Rêves de souvenirs
« Viper’s Dream » et le titre dévoile le récit qui baigne dans cette fumée qui envahit souvent les loges des musicien.ne.s, un rêve qui repose sur des histoires racontées par les fantômes qui s’agitent à New York, ville qui sait habilement mêler le passé, le présent et l’avenir dans ces fumées sortant de terre. Les légendes, les faits se sont tellement pénétrés qu’il est difficile et même inutile de les démêler. Jake Lamar, né dans le Bronx mais vivant en France depuis 1993 raconte l’arrivée de son Alabama natal d’un apprenti trompettiste qui, dans les années 1930, voudrait devenir musicien à Harlem. Faute de talent minimum, il devient homme de main d’un trafiquant de marijuana juif et devient un des caïds de Harlem.

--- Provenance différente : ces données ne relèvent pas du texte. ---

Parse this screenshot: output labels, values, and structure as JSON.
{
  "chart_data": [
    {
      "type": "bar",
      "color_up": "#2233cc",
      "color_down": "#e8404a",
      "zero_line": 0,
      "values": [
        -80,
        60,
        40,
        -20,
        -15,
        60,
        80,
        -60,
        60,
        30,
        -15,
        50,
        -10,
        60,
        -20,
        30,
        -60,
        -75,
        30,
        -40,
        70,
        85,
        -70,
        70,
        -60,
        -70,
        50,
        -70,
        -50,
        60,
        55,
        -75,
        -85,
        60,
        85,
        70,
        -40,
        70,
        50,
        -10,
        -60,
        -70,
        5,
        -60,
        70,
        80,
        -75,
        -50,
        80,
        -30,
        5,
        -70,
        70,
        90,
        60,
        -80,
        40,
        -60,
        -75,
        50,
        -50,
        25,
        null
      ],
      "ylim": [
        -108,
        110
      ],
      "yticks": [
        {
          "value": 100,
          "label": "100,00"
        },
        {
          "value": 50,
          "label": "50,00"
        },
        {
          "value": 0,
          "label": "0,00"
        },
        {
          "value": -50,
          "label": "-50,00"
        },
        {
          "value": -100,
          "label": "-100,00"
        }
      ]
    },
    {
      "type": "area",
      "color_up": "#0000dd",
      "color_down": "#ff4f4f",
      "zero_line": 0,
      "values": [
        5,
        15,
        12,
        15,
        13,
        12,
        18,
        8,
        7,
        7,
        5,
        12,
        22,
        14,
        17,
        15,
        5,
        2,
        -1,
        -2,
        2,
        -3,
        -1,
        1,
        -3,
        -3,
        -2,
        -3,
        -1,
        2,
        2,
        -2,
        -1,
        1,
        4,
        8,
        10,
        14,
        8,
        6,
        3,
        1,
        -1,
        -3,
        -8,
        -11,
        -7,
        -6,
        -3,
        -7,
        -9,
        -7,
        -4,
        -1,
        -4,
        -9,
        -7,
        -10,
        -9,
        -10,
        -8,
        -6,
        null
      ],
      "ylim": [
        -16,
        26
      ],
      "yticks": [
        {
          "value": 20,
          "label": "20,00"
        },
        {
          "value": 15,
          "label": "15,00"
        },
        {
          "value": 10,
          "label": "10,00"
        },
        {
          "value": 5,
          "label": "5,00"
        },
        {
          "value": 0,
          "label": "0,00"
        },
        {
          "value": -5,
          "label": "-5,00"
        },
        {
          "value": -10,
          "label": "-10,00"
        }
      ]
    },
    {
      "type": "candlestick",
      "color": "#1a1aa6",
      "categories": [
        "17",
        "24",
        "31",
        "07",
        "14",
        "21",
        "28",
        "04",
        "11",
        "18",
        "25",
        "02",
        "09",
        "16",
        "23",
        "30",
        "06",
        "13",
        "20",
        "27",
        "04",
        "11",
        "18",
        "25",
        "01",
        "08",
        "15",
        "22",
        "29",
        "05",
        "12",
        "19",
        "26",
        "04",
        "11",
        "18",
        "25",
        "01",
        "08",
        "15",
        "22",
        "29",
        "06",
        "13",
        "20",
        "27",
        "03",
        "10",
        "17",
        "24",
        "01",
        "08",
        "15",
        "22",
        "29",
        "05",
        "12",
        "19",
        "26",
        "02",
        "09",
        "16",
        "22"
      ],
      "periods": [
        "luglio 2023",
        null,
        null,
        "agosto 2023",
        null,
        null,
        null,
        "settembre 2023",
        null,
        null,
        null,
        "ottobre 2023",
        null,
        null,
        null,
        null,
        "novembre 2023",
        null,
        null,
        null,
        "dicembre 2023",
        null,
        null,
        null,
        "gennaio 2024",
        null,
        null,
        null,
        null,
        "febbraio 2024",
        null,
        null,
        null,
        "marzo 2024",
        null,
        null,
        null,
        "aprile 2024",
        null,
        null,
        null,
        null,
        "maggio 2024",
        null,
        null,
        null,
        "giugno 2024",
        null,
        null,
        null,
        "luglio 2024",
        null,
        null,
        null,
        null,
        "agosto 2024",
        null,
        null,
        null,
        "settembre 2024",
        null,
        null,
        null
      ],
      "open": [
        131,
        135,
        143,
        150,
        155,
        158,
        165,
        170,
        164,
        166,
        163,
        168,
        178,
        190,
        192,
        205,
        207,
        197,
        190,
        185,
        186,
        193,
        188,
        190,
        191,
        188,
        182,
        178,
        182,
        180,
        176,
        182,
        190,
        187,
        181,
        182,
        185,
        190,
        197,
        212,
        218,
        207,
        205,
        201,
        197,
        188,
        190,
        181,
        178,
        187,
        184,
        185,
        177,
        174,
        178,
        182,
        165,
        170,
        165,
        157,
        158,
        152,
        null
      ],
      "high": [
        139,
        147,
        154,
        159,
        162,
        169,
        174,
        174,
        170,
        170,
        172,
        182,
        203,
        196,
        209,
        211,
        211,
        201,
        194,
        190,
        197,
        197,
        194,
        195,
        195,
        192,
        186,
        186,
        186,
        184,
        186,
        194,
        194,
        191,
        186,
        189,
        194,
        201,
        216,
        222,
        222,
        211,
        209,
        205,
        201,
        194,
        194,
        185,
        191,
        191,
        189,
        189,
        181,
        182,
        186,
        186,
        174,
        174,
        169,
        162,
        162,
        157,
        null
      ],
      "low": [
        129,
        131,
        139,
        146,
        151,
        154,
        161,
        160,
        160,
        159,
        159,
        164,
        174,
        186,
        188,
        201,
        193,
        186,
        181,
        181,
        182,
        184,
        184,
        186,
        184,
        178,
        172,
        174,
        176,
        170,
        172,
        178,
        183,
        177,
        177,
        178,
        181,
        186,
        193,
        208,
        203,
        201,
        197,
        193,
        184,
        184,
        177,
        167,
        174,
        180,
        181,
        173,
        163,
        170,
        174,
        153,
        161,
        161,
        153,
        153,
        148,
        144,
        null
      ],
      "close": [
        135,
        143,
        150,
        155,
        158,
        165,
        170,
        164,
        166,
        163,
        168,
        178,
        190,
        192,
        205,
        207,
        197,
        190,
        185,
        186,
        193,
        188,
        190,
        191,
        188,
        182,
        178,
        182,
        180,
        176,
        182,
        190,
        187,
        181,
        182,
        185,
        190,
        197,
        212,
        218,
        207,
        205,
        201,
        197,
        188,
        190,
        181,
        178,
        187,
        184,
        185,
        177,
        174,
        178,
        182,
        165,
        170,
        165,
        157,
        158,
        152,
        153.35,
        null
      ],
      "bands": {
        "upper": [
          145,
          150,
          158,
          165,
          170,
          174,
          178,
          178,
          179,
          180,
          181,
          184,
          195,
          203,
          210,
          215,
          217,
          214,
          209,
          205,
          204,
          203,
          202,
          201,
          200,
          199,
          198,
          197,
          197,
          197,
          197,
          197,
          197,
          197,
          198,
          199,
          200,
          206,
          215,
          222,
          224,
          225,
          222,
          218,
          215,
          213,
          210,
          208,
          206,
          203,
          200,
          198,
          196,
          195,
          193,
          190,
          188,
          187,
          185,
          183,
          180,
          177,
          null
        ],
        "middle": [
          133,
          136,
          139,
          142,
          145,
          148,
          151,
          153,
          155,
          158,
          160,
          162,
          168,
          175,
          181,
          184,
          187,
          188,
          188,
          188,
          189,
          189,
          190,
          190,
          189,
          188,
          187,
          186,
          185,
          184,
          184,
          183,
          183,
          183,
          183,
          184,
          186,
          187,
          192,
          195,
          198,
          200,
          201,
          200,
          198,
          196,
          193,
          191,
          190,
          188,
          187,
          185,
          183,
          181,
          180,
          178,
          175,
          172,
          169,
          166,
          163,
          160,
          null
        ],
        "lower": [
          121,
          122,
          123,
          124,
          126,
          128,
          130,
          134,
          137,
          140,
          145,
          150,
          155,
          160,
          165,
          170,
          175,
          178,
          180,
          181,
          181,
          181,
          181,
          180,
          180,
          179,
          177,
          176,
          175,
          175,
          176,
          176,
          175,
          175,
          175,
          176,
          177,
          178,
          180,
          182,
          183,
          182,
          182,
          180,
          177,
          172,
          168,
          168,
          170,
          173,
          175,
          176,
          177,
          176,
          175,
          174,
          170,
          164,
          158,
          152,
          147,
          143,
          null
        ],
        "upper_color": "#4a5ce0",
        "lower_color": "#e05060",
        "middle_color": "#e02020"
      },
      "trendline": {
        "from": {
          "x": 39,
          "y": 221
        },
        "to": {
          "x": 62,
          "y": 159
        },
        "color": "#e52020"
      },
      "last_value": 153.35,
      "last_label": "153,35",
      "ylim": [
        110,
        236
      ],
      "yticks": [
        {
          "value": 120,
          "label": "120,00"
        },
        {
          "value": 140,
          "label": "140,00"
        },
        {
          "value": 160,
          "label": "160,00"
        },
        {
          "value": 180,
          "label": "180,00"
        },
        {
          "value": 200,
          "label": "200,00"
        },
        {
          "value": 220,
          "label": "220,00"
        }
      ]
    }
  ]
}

Des flashs successifs nous baladent jusqu’aux aux débuts des années 1960 en mettant en scène, dans sa résidence appelée « Cathouse » – pour les chats, une centaine recensée et les « cats », les types à la coule -, la baronne Nica – Pannonica – de Koenigswarter et ses invités permanents ou occasionnels.
Jake Lamar reprend toutes les histoires du jazz, de ses clubs passant de Harlem à la 52e rue, de la drogue mortelle, l’héroïne, des déchéances, des meurtres, de la gloire éphémère et de l’amour qui, dit-on, peut seul sauver ce monde pourri. La baronne, superbe, surplombe cette société raciste. Un des fils d’Ariane de ce roman baignant dans la nostalgie, est la demande de la baronne qu’elle fit aux musicien-ne.s de jazz de formuler trois vœux – le livre avec ses photos a été traduit aux éditions Buchet Chastel – et, dans le roman, elle le demande aussi à Clyde Morton et ses réponses proviennent directement des blues.
Une habile présentation de l’arrière plan de la vie du jazz dans ces années là.
Nicolas Béniès
« Viper’s Dream », Jake Lamar, traduit par Catherine Richard-Mas, Rivages/Noir
Si l’on veut faire connaissance avec la baronne, entendre sa voix et les compositions hommages autour de son prénom, il faut écouter l’album Cristal Recors « A Tribute to Pannonica ».